Though the entire Jewish community of Arequipa was made up of barely 30 families, they were so critical to saving refugees from the Holocaust that representatives of the Jewish Agency and the Hebrew University of Jerusalem visited Arequipa and were left astounded at the ardently Zionist community. The highlight was a visit by Golda Meir who not only came to Lima, but also to Arequipa, in 1959. At the time my father and his cousin Yisrael (Srulic) Yaker were both boarding at the Military Academy of Arequipa which they attended for high school and were normally not allowed to leave the school premises during the week. However, they received special permission to leave school and attend Golda Meir’s speech at the synagogue. The teenage boys walked in wearing their spotless military uniforms and joined the entire community in welcoming Golda, where she was granted an honorary degree from the only university in existence at that time, San Agustin University.

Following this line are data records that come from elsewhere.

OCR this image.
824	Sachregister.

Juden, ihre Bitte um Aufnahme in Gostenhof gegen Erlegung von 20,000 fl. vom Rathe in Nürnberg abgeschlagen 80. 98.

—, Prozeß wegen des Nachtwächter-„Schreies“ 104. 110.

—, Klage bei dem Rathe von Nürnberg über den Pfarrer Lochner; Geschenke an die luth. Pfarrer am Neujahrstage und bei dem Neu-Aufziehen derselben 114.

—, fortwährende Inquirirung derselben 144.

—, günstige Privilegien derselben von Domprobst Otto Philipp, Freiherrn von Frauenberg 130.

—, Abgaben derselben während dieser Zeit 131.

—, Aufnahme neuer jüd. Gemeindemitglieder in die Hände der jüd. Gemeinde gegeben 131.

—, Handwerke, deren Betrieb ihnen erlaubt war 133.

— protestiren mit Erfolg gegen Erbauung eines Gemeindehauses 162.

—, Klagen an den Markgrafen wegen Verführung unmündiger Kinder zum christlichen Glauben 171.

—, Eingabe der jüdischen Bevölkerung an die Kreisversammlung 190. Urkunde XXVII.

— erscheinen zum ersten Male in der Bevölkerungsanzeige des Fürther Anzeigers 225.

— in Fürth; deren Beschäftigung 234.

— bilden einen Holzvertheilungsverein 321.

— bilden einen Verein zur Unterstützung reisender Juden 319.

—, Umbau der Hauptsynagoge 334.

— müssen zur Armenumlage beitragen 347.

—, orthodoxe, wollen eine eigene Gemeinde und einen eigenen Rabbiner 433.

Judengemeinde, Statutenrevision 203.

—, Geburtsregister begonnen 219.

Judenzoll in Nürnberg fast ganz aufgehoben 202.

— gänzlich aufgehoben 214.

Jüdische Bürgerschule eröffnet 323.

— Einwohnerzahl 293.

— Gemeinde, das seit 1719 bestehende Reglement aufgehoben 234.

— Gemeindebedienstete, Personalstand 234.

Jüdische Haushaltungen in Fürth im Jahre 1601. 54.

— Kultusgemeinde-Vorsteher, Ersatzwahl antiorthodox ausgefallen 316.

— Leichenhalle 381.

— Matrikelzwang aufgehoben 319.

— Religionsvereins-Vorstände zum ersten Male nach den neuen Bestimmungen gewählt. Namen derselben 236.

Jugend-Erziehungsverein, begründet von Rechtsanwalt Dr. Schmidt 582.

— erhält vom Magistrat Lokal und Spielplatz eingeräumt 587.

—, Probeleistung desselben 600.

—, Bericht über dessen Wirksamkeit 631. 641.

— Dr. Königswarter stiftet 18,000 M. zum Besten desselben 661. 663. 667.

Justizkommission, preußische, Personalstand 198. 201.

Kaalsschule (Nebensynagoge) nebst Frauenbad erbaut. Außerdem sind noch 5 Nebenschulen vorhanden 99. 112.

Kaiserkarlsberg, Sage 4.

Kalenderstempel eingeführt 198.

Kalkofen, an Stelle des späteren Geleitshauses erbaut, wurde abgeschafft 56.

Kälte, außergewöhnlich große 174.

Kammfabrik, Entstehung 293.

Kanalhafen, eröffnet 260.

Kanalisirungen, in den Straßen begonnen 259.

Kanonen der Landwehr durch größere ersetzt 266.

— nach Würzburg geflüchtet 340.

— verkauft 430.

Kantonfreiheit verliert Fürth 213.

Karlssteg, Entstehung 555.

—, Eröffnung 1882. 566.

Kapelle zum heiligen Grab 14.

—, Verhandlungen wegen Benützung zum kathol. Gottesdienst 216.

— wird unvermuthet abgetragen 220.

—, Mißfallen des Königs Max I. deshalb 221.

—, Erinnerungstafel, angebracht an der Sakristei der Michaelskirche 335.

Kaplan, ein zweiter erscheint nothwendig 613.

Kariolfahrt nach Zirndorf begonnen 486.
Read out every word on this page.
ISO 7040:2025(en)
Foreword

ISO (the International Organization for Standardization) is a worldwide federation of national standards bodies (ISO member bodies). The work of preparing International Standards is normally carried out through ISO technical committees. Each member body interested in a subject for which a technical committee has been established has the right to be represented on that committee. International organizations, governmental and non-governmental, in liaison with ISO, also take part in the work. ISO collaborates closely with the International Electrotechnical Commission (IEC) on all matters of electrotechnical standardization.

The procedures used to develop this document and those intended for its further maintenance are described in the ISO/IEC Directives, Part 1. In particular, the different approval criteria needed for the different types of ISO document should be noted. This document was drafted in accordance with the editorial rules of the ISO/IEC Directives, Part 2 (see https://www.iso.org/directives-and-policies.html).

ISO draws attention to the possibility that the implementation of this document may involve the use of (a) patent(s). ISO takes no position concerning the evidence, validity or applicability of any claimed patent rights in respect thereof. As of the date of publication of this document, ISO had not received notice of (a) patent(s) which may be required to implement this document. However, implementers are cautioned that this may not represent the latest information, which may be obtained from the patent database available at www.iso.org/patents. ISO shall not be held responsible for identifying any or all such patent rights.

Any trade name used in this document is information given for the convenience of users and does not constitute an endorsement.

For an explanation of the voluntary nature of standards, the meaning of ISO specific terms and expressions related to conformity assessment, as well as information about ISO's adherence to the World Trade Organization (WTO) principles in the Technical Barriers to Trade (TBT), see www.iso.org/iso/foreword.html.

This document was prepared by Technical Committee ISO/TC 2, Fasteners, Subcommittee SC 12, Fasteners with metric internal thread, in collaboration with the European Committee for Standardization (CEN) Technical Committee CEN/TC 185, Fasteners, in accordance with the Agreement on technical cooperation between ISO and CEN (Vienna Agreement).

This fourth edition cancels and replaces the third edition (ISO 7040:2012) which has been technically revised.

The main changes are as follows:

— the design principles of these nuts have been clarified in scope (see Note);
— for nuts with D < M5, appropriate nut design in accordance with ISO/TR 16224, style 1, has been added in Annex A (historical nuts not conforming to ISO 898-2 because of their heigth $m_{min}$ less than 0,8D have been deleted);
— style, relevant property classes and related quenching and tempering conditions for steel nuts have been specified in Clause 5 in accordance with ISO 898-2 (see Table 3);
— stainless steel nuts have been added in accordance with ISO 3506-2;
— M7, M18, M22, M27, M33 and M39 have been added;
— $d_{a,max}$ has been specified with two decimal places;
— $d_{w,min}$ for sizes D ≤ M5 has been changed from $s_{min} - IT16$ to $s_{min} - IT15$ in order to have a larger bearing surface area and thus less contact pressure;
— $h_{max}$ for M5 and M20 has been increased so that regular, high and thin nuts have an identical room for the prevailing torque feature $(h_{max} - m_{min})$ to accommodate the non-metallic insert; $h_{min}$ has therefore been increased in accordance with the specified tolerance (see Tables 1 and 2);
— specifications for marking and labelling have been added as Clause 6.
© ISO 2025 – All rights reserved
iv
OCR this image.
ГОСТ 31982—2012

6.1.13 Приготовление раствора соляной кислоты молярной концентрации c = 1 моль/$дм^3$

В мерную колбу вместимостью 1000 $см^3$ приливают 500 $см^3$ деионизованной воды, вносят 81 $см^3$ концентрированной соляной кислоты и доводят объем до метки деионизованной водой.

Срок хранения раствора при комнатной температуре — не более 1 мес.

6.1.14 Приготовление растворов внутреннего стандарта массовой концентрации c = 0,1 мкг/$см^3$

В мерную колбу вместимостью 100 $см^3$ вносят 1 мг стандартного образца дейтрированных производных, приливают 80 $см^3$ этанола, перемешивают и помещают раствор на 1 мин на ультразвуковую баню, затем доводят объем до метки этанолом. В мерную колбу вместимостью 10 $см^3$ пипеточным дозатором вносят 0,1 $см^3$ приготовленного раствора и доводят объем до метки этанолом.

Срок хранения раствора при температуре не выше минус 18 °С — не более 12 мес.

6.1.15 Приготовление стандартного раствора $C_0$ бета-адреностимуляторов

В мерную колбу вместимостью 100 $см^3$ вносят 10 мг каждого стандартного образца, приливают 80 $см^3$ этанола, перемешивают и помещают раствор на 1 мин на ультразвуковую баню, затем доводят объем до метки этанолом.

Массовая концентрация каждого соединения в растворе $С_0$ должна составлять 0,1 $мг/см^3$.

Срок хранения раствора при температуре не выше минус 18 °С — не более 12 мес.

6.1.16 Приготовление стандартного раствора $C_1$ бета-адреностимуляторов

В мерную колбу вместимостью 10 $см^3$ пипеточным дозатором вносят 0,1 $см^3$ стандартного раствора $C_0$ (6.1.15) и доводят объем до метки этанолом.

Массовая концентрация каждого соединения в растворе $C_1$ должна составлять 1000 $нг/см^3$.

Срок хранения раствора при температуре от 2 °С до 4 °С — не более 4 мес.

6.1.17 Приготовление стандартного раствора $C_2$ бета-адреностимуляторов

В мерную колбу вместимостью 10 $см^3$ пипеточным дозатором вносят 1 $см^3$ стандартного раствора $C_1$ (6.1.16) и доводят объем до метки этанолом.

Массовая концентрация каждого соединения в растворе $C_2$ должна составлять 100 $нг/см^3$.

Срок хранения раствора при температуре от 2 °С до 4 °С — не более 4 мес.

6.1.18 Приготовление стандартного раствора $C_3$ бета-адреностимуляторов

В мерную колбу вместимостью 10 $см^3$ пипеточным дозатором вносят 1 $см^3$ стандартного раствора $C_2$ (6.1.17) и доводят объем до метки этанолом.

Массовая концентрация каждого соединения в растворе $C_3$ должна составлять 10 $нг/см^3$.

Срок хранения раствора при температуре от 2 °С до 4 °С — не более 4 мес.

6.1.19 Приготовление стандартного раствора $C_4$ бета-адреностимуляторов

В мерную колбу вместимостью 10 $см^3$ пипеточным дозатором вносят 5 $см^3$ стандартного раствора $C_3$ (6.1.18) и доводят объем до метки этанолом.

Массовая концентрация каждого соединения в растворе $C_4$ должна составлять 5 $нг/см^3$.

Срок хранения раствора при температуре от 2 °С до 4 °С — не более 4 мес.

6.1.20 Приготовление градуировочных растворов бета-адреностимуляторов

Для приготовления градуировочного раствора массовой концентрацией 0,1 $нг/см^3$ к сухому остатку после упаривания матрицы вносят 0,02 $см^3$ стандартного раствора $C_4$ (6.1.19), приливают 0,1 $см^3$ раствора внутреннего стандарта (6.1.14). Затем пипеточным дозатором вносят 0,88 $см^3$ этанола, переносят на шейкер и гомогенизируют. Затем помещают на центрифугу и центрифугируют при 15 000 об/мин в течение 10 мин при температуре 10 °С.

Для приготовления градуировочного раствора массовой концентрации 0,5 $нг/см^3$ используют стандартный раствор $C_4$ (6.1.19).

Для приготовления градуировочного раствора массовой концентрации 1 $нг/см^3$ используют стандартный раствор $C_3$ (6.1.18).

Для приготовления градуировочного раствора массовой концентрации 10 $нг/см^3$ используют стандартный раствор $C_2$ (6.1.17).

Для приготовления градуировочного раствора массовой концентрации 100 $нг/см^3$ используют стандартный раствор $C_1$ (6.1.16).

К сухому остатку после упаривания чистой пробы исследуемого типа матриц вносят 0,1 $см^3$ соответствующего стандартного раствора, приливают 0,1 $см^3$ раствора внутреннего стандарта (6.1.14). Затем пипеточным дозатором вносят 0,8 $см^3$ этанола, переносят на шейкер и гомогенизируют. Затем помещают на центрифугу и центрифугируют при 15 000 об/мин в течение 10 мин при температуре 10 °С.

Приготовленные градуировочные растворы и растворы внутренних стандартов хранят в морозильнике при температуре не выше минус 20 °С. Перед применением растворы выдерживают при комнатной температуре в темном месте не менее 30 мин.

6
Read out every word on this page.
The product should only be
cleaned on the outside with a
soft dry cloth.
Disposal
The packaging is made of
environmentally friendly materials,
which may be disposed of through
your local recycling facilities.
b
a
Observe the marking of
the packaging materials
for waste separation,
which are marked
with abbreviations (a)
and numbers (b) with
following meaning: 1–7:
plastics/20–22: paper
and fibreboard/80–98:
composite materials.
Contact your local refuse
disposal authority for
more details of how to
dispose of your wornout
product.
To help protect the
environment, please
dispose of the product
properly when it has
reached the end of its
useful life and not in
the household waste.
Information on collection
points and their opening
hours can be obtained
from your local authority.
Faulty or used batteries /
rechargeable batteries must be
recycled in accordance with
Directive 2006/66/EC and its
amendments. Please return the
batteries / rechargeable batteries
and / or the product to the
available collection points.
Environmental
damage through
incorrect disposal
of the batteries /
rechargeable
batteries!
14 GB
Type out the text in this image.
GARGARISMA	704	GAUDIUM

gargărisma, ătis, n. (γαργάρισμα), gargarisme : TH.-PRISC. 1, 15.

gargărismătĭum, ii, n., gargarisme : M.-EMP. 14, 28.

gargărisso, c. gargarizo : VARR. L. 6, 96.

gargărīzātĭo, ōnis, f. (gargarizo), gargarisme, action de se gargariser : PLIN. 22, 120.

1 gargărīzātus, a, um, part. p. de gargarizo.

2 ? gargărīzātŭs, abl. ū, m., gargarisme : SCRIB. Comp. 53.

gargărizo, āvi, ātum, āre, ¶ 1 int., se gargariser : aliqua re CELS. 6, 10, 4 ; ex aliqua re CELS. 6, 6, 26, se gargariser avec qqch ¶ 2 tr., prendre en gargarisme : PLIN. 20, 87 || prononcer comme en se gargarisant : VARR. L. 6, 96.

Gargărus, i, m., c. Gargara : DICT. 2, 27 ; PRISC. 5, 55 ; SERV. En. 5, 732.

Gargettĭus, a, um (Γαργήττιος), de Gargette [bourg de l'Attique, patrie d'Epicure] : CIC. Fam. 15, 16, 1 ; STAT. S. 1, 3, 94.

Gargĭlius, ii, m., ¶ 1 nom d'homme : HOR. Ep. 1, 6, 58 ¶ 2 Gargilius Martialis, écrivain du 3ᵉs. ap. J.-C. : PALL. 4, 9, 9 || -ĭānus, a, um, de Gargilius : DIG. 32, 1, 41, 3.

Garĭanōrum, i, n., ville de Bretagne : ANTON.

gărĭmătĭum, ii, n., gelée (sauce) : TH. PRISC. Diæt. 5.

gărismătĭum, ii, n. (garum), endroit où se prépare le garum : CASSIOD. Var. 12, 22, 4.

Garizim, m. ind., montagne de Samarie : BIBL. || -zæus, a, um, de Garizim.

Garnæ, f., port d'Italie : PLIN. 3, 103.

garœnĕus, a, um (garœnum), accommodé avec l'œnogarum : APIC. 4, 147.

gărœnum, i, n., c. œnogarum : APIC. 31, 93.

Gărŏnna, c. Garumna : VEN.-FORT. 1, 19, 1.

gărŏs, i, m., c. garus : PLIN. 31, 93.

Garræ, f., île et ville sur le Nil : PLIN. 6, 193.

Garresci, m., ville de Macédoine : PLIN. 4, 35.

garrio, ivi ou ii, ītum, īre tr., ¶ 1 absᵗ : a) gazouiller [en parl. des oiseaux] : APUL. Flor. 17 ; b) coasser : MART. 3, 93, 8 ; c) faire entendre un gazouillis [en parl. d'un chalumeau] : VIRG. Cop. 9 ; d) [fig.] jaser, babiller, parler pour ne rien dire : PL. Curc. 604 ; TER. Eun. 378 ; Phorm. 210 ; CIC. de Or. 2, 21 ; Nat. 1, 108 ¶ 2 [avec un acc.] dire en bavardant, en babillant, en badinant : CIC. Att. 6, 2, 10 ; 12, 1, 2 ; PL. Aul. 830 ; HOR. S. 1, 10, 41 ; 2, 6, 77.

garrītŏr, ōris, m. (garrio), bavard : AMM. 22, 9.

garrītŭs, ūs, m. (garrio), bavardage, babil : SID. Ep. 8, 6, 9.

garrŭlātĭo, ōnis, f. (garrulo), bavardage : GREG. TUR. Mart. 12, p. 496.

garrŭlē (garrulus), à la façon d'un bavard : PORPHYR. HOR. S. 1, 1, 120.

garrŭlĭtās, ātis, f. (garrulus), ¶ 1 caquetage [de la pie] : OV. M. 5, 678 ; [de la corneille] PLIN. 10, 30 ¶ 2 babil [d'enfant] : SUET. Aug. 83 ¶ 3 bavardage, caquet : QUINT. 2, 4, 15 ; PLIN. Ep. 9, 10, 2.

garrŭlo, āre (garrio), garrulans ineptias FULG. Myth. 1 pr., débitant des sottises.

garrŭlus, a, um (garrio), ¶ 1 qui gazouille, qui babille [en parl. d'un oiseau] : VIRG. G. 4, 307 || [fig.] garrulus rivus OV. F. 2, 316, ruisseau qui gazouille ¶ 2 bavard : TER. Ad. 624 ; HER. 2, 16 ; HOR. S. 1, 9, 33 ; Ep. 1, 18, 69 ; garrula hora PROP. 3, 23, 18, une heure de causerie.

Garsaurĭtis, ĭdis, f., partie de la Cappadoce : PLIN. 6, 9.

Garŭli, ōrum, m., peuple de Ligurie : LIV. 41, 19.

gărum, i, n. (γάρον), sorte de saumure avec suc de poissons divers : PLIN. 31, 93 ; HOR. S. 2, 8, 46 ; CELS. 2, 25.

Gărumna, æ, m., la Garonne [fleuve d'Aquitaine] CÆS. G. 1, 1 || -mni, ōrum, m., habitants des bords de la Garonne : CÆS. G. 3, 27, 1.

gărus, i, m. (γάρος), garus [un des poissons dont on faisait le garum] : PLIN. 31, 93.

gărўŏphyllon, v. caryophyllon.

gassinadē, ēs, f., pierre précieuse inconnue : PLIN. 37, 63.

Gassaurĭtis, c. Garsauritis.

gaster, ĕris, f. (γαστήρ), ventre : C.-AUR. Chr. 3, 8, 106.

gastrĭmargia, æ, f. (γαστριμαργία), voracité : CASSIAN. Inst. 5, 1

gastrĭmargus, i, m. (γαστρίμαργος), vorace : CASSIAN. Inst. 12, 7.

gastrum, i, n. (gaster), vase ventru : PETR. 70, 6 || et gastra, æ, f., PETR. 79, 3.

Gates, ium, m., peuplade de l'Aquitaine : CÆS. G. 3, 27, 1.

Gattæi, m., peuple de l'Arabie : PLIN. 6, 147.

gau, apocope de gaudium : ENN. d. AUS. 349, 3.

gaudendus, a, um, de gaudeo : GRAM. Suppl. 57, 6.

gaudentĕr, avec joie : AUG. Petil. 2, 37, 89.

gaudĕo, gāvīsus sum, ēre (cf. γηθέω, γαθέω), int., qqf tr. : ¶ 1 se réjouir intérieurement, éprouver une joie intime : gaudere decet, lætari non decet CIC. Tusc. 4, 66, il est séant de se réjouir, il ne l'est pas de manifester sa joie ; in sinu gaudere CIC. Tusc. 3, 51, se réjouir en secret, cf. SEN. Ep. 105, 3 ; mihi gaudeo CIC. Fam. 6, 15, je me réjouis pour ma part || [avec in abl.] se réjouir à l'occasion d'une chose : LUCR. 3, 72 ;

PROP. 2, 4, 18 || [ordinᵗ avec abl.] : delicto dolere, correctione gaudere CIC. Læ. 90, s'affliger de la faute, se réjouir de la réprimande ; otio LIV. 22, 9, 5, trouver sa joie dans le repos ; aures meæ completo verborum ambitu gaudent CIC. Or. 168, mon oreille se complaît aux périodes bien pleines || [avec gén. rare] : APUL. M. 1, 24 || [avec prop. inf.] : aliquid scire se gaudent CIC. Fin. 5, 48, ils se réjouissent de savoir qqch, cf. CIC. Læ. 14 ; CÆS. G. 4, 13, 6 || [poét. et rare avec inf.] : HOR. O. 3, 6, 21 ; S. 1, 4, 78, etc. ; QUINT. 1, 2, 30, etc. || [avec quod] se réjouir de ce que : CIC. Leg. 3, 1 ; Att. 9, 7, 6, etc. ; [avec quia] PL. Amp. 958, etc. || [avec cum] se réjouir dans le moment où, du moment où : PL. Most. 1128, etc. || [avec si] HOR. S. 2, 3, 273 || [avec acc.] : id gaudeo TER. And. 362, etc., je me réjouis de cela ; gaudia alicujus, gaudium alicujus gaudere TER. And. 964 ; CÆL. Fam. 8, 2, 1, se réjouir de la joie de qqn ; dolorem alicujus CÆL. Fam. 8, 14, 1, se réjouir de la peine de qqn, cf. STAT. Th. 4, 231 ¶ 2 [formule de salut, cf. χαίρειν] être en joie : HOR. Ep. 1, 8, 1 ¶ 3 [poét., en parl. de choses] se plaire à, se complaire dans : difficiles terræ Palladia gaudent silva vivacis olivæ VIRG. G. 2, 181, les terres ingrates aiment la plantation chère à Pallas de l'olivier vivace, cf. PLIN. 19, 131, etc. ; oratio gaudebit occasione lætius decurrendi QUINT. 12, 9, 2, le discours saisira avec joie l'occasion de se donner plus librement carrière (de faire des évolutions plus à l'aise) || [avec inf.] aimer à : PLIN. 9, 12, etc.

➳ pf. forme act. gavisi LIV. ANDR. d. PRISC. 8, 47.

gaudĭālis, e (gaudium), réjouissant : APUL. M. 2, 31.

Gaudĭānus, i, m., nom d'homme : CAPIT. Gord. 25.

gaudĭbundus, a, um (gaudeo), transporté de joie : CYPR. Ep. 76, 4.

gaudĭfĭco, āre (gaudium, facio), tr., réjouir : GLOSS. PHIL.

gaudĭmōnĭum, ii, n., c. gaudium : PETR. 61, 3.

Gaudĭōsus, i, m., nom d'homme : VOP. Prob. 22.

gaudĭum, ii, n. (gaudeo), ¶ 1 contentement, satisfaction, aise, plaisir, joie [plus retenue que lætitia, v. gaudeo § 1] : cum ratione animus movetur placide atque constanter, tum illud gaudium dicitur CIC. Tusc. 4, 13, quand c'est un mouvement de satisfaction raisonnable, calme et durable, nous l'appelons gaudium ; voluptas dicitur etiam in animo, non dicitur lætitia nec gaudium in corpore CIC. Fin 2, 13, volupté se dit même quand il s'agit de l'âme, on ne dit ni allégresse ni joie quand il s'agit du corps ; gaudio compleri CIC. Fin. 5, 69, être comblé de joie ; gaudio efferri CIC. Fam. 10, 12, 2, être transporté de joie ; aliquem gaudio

Over the coming decades, the tiny but mighty community eventually moved to Lima, which is why when I visited as a child, we were the only ones remaining. Every Yom Kippur, my grandmother Clara’s housekeepers fasted with her—not because they were asked to, but out of respect. One of them, whom we affectionately call Tía Vicky, still fasts on Yom Kippur to this day. Unsure of the correct date, she even fasted for two days in a row last year. In April 2025, when she took the first international trip of her life, Vicky chose to go to Israel to see the Promised Land my grandmother had so often described. And even though the last Jews of Arequipa moved to Miami in 2008—my grandmother and her son Efraín—the story of the Jews of Arequipa lives on.